An encouraging eighth place finish on the PGA Tour on Sunday, however, showed some welcome shoots of recovery. It was his first top-10 since that agonising Masters calamity of 2019. The coronavirus shutdown, and the general upheaval of relocating himself and his family from London to California, led to a largely forgettable 2020 in which he played just seven times and missed five cuts. 

Seeing his name on a leaderboard again was a very welcome sight indeed. Padraig Harrington, Europe’s Ryder Cup skipper, probably enjoyed seeing it too.

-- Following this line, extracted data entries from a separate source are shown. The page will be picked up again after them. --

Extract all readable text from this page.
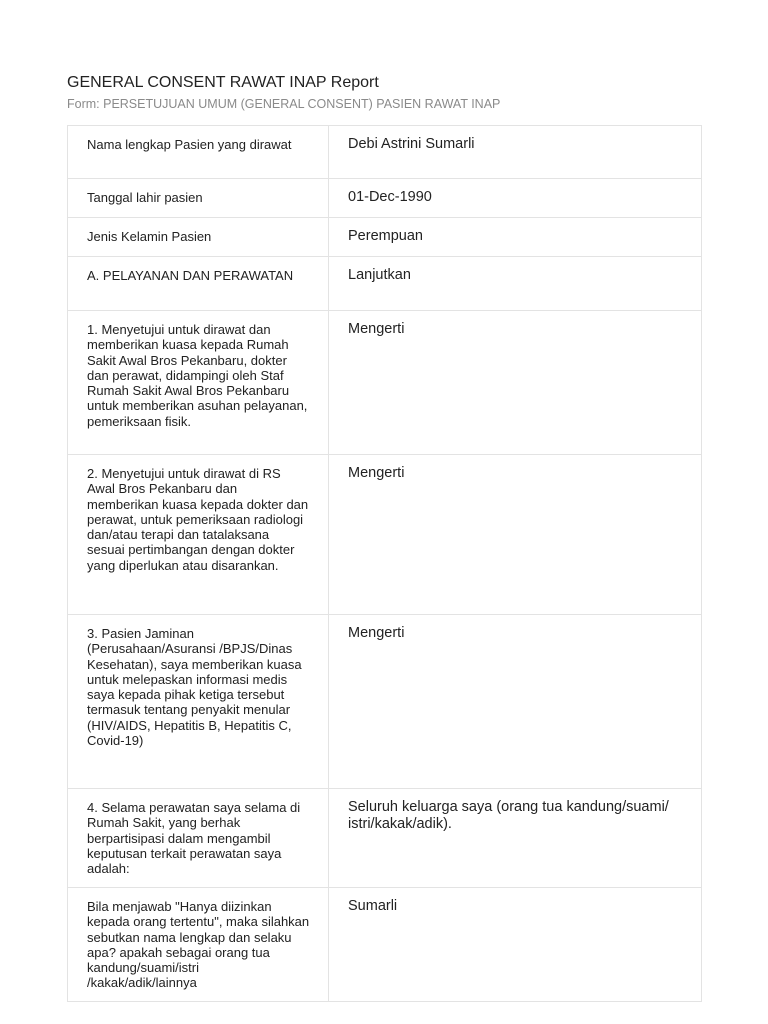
GENERAL CONSENT RAWAT INAP Report
Form: PERSETUJUAN UMUM (GENERAL CONSENT) PASIEN RAWAT INAP
Nama lengkap Pasien yang dirawat	Debi Astrini Sumarli
Tanggal lahir pasien	01-Dec-1990
Jenis Kelamin Pasien	Perempuan
A. PELAYANAN DAN PERAWATAN	Lanjutkan
1. Menyetujui untuk dirawat dan memberikan kuasa kepada Rumah Sakit Awal Bros Pekanbaru, dokter dan perawat, didampingi oleh Staf Rumah Sakit Awal Bros Pekanbaru untuk memberikan asuhan pelayanan, pemeriksaan fisik.	Mengerti
2. Menyetujui untuk dirawat di RS Awal Bros Pekanbaru dan memberikan kuasa kepada dokter dan perawat, untuk pemeriksaan radiologi dan/atau terapi dan tatalaksana sesuai pertimbangan dengan dokter yang diperlukan atau disarankan.	Mengerti
3. Pasien Jaminan (Perusahaan/Asuransi /BPJS/Dinas Kesehatan), saya memberikan kuasa untuk melepaskan informasi medis saya kepada pihak ketiga tersebut termasuk tentang penyakit menular (HIV/AIDS, Hepatitis B, Hepatitis C, Covid-19)	Mengerti
4. Selama perawatan saya selama di Rumah Sakit, yang berhak berpartisipasi dalam mengambil keputusan terkait perawatan saya adalah:	Seluruh keluarga saya (orang tua kandung/suami/ istri/kakak/adik).
Bila menjawab "Hanya diizinkan kepada orang tertentu", maka silahkan sebutkan nama lengkap dan selaku apa? apakah sebagai orang tua kandung/suami/istri /kakak/adik/lainnya	Sumarli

Tyrrell Hatton, who is now up to fifth in the world, may have earned more prizes and plaudits for his terrific win in Abu Dhabi at the weekend but wasn’t it nice to see Marc Warren in the thick of it in a field packed with star quality.

After a truly awful 2019, in which the Scot made just five cuts in 19 events, a win in Austria last year sparked a welcome resurgence and his share of fifth on Sunday continued his rise back to prominence. The Glasgow man, with four tour titles to his name, claimed a whopping cheque for over £222,000 that was five times what he earned in the entire 2019 campaign. The junior programme Warren is helping to fund at his home club of East Kilbride may get a few extra quid now.

Such acts of philanthropy tend to be good for the soul. Just look at the sense of fulfilment the likes of Paul Lawrie and Stephen Gallacher get from putting back into a game that has served them well.

Financial assistance will always be important to such worthy initiatives but you can’t put a price on inspiration. Seeing Warren mixing it in the upper echelons with the Hattons, McIlroys and Fleetwoods of this world may just give those youngsters he is helping that extra enthusiasm and motivation. Golf can be a rewarding game for all manner of reasons. It's not just Warren who is reaping the rewards of his renaissance.